Pandas Plotting API¶

  • Pandas simplifies creation of many basic plots when the plot data is in a pandas DataFrame or Series.
  • Both have a .plot() method, which itself has a family of methods for specific types of plots.
  • You can also use the kind parameter, but I prefer the methods for better interactive help.

Referencing Columns & Axes¶

  • Refer to columns in the calling DataFrame using strings.
  • Most plotting methods in panda accept a parameter ax you can use to specify the axes to plot on.
In [ ]:
## figure 5
fig5, ax5 = plt.subplots(nrows=3, ncols=1, sharex=True)
fig5.tight_layout() 
_ = df['x'].plot.hist(ax=ax5[0])
_ = df.plot.scatter('x', 'y', ax=ax5[1], color='darkgreen')
_ = df.plot.scatter('x', 'z', ax=ax5[2], color='red')
for i, lab in enumerate(['count', 'y', 'z']):
    _ = ax5[i].set_ylabel(lab)

Setup and Axes Handles¶

  • Figures and axes will be setup automatically or will reference the current axes.
  • The method calls will return an axis handle.
In [ ]:
ax0 = df.plot.hist(color=['darkred', 'darkgreen', 'blue'], alpha=0.5)
_ = ax0.set_xlabel('x')
type(ax0)

Keyword Pass Through¶

  • Keyword arguments will be passed through to the plt plotting function.
In [ ]:
ax2 = df.plot.scatter(x='x', y='y', color='darkgreen', alpha=0.5, label='y')
_ = df.plot.scatter(ax=ax2, x='x', y='z', color='red', alpha=0.5, label='z')
_ = ax2.set_ylabel('y/z (DVs)')
_ = ax2.legend(loc='upper left')

Pandas or Pyplot?¶

  • Prefer members of the pandas .plot() API when plot data is already in a DataFrame.
  • Use pyplot to setup subplots and axes methods to customize.
  • Your choice when (e.g. error bars) the interfaces don't align.
In [ ]:
## figure 6 (like figure 4)
if not 'se' in df_bar:
    df_bar = pd.merge(df_bar, df_se, on='variable')
df_bar['moe'] = 1.96 * df_bar['se']

ax6 = df_bar.plot.scatter(
    x='mean',
    y='variable',
    marker='s',
    color='black'
    )

_ = plt.errorbar(
    data=df_bar,
    x='mean',
    y='variable',
    fmt='None',
    xerr='moe',
    ecolor='gray',
    capsize=4
)

_ = ax6.set_xlabel('Mean and 95% CI (xx units)')

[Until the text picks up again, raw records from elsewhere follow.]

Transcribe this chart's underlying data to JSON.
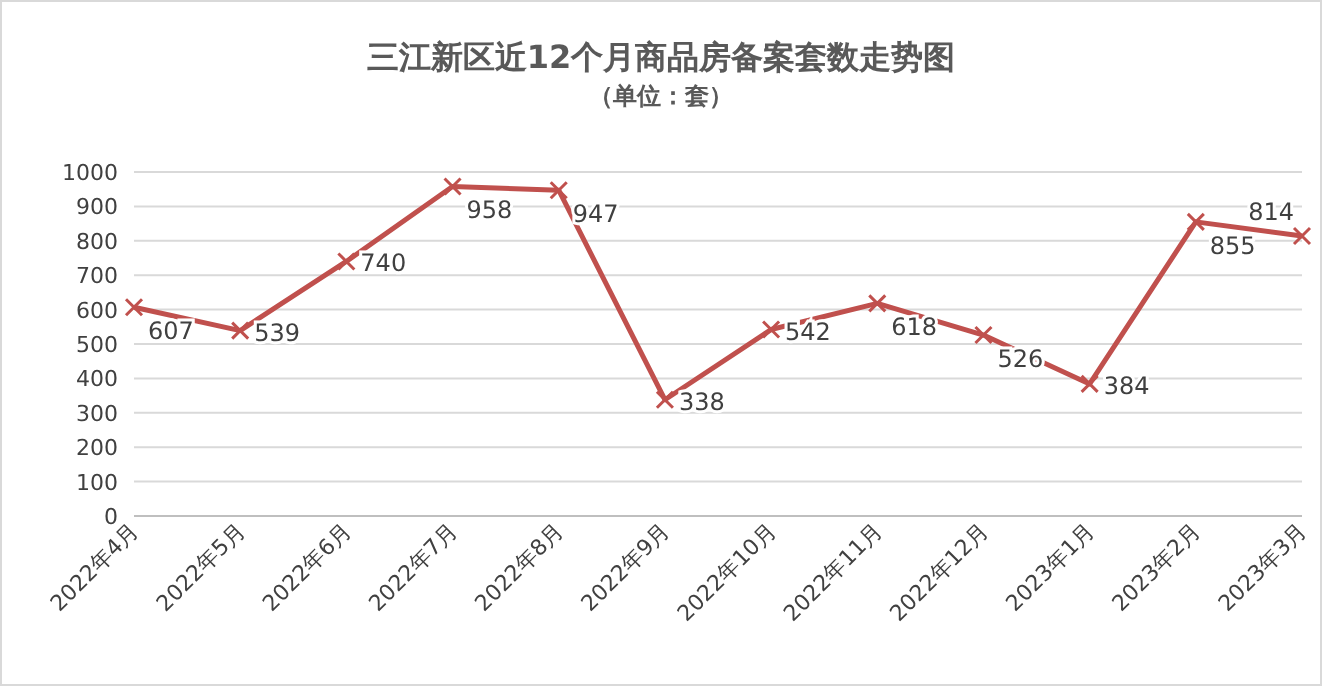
{
  "chart_data": {
    "type": "line",
    "title": "三江新区近12个月商品房备案套数走势图",
    "subtitle": "（单位：套）",
    "categories": [
      "2022年4月",
      "2022年5月",
      "2022年6月",
      "2022年7月",
      "2022年8月",
      "2022年9月",
      "2022年10月",
      "2022年11月",
      "2022年12月",
      "2023年1月",
      "2023年2月",
      "2023年3月"
    ],
    "series": [
      {
        "color": "#c0504d",
        "values": [
          607,
          539,
          740,
          958,
          947,
          338,
          542,
          618,
          526,
          384,
          855,
          814
        ]
      }
    ],
    "ylim": [
      0,
      1000
    ],
    "yticks": [
      0,
      100,
      200,
      300,
      400,
      500,
      600,
      700,
      800,
      900,
      1000
    ],
    "grid": "y",
    "marker": "cross",
    "data_labels": true
  }
}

Plotting for Communication¶

  • When adding plots to your notebooks or other summary documents, make your visualization professional and polished:
    • ensure axes have meaningful names and clear units,
    • think carefully about scales and organization,
    • use aesthetics such as color, shape, line type, size or facets thoughtfully and consistently,
    • use natural language and avoid programmer speak in labels, ticks, and legends.

Takeaways¶

  • Visualization is a key part of data science.
  • Matplotlib is the core visualization library in Python.
  • Use parameter names for plot aesthetics over format string abbreviations.
  • Pandas DataFrame and Series objects have useful plotting methods--prefer these.
  • Polish your visualizations for better communication.